Research focus
Stem cells are the origin of the mammalian system. As stem cells possess the remarkable ability to self-renew and differentiate into diverse specialized cell types, they are the fundamental driving force behind both early embryonic development and the profound regenerative potential required to repair damaged tissues throughout our lives.
Our research explores the intricate mechanisms underlying neurodevelopment and regeneration, with a primary focus on the molecular regulation of neural stem and progenitor cells across the lifespan and following injury in the central nervous system (CNS). Our ultimate goal is to leverage the profound insights of developmental and stem cell biology for regenerative medicine.
To elucidate the molecular and cellular dynamics of stem cells, my lab utilizes cutting-edge technologies, including:
- Single-cell and spatial omics
- Advanced computational algorithms
- Human organoids
- CRISPR and gene editing
Our ongoing research comprises three main directions, all with a strong emphasis on human stem cell biology:
1. Stem Cells and Development
Goal: To investigate the stem cell subtypes that give rise to distinct neural subpopulations in the developing human CNS, and to leverage this knowledge to develop new stem cell therapies for precise cell fate control in CNS injuries.
Our previous work has revealed the vast heterogeneity of different neural cells, including neural stem cells in the developing human brain and spinal cord. However, a major ongoing challenge in the field is that single-cell and spatial omics cannot always fully distinguish between a true "subtype" and a "transient cell state" due to the highly dynamic molecular changes occurring during development.
To overcome this, we are currently utilizing high-resolution spatial transcriptomics on early developmental human CNS tissues and developing novel bioinformatic pipelines to precisely identify spatially organized stem cell subtypes. Moving forward, we aim to translate these findings into advanced treatments for CNS injuries, utilizing combinatorial approaches with genetic perturbation.
2. Stem Cells and Aging
Goal: To elucidate how human neural stem and progenitor cells lose their regenerative potential during maturation and aging, and to discover pathways to rejuvenate the aged CNS.

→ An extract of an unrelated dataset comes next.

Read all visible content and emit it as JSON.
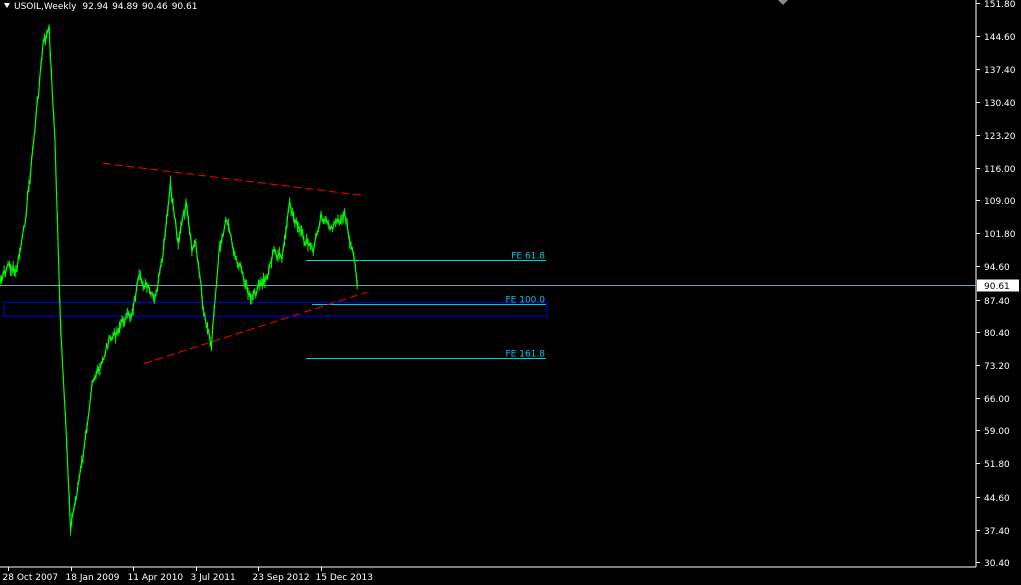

A fundamental barrier to regenerating a damaged CNS is the loss of robust stem cell properties as the human body matures and ages. It remains highly controversial whether human neural stem cells in adulthood can be safely reactivated, or whether functional neural stem cells even persist in the adult human CNS. Our lab is actively investigating whether these cells exist throughout the human lifespan and mapping the key genetic and epigenetic regulations that drive them into states of quiescence or senescence.
3. Stem Cells and Disease Origin
Goal: To reveal the developmental origins of severe CNS diseases and identify novel therapeutic targets.

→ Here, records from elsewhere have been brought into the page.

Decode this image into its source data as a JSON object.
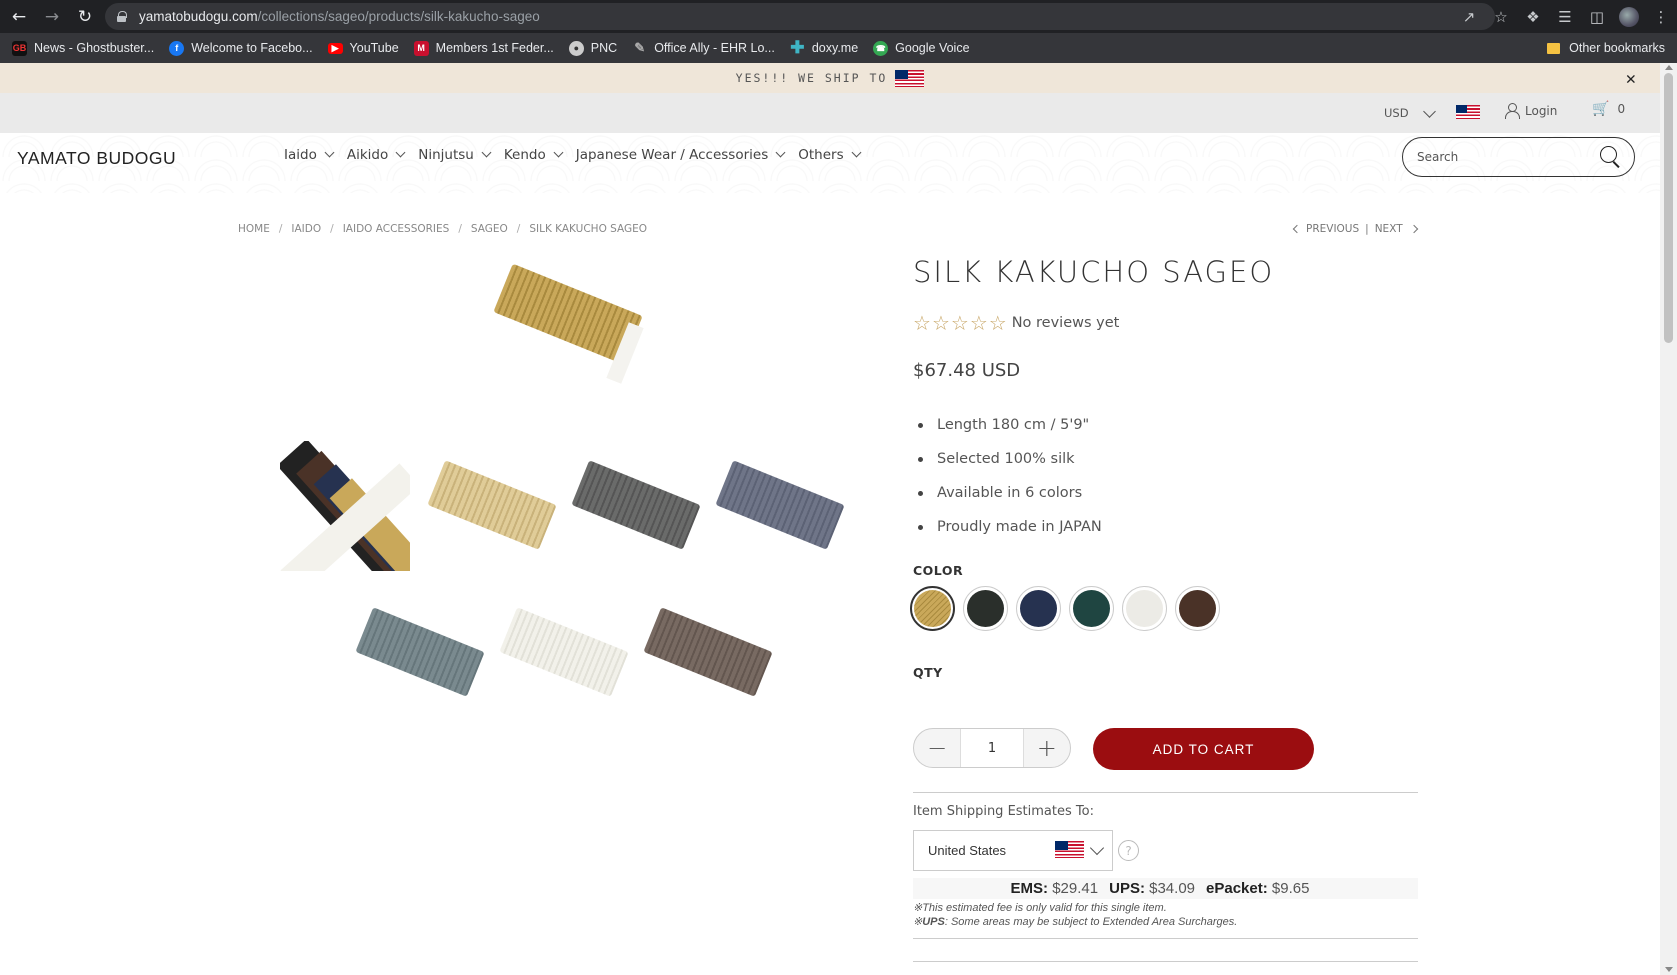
{
  "browser": {
    "url_host": "yamatobudogu.com",
    "url_path": "/collections/sageo/products/silk-kakucho-sageo",
    "bookmarks": [
      {
        "label": "News - Ghostbuster...",
        "icon": "ghostbuster-icon",
        "color": "#111111"
      },
      {
        "label": "Welcome to Facebo...",
        "icon": "facebook-icon",
        "color": "#1877f2"
      },
      {
        "label": "YouTube",
        "icon": "youtube-icon",
        "color": "#ff0000"
      },
      {
        "label": "Members 1st Feder...",
        "icon": "members1st-icon",
        "color": "#c8102e"
      },
      {
        "label": "PNC",
        "icon": "globe-icon",
        "color": "#5f6368"
      },
      {
        "label": "Office Ally - EHR Lo...",
        "icon": "office-ally-icon",
        "color": "#5f6368"
      },
      {
        "label": "doxy.me",
        "icon": "doxy-icon",
        "color": "#3fb5c5"
      },
      {
        "label": "Google Voice",
        "icon": "google-voice-icon",
        "color": "#34a853"
      }
    ],
    "other_bookmarks": "Other bookmarks"
  },
  "promo": {
    "text": "YES!!! WE SHIP TO"
  },
  "utility": {
    "currency": "USD",
    "login": "Login",
    "cart_count": "0"
  },
  "header": {
    "logo": "YAMATO BUDOGU",
    "nav": [
      "Iaido",
      "Aikido",
      "Ninjutsu",
      "Kendo",
      "Japanese Wear / Accessories",
      "Others"
    ],
    "search_placeholder": "Search"
  },
  "breadcrumb": [
    "HOME",
    "IAIDO",
    "IAIDO ACCESSORIES",
    "SAGEO",
    "SILK KAKUCHO SAGEO"
  ],
  "pager": {
    "previous": "PREVIOUS",
    "next": "NEXT"
  },
  "product": {
    "title": "SILK KAKUCHO SAGEO",
    "rating_stars": 0,
    "reviews": "No reviews yet",
    "price": "$67.48 USD",
    "features": [
      "Length 180 cm / 5'9\"",
      "Selected 100% silk",
      "Available in 6 colors",
      "Proudly made in JAPAN"
    ],
    "color_label": "COLOR",
    "colors": [
      {
        "name": "gold",
        "hex": "#c9a85a"
      },
      {
        "name": "black",
        "hex": "#2a2f2b"
      },
      {
        "name": "navy",
        "hex": "#263250"
      },
      {
        "name": "green",
        "hex": "#1f4541"
      },
      {
        "name": "white",
        "hex": "#ecebe6"
      },
      {
        "name": "brown",
        "hex": "#4a3227"
      }
    ],
    "qty_label": "QTY",
    "qty": "1",
    "add_to_cart": "ADD TO CART"
  },
  "shipping": {
    "label": "Item Shipping Estimates To:",
    "country": "United States",
    "rates": [
      {
        "carrier": "EMS:",
        "price": "$29.41"
      },
      {
        "carrier": "UPS:",
        "price": "$34.09"
      },
      {
        "carrier": "ePacket:",
        "price": "$9.65"
      }
    ],
    "note1": "※This estimated fee is only valid for this single item.",
    "note2_prefix": "※",
    "note2_bold": "UPS",
    "note2_rest": ": Some areas may be subject to Extended Area Surcharges."
  },
  "gallery": {
    "thumbnail_colors": [
      "#c9a85a",
      "#e0cc98",
      "#6a6b6a",
      "#6f7588",
      "#7a8a8f",
      "#f2f1ea",
      "#786a62"
    ]
  }
}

Expanding beyond development and regeneration, I launched two new research lines in 2022 focusing on the origins of CNS diseases, specifically targeting pediatric brain tumors (ependymomas) and Alzheimer’s disease (AD).
Our prior research demonstrated that cancer stem cells in ependymomas actively recapitulate neurodevelopment. This revealed critical molecular signatures that can serve as targets for the tumor's origin without interfering with the normal developing brain. We are now applying single-cell and spatial omics to human ependymomas to correlate these molecular mechanisms with patient survival and tumor recurrence. Furthermore, we are investigating whether age-related neurodegenerative diseases like AD may also harbor a developmental origin, utilizing genetically modified animal models alongside human patient-derived organoids.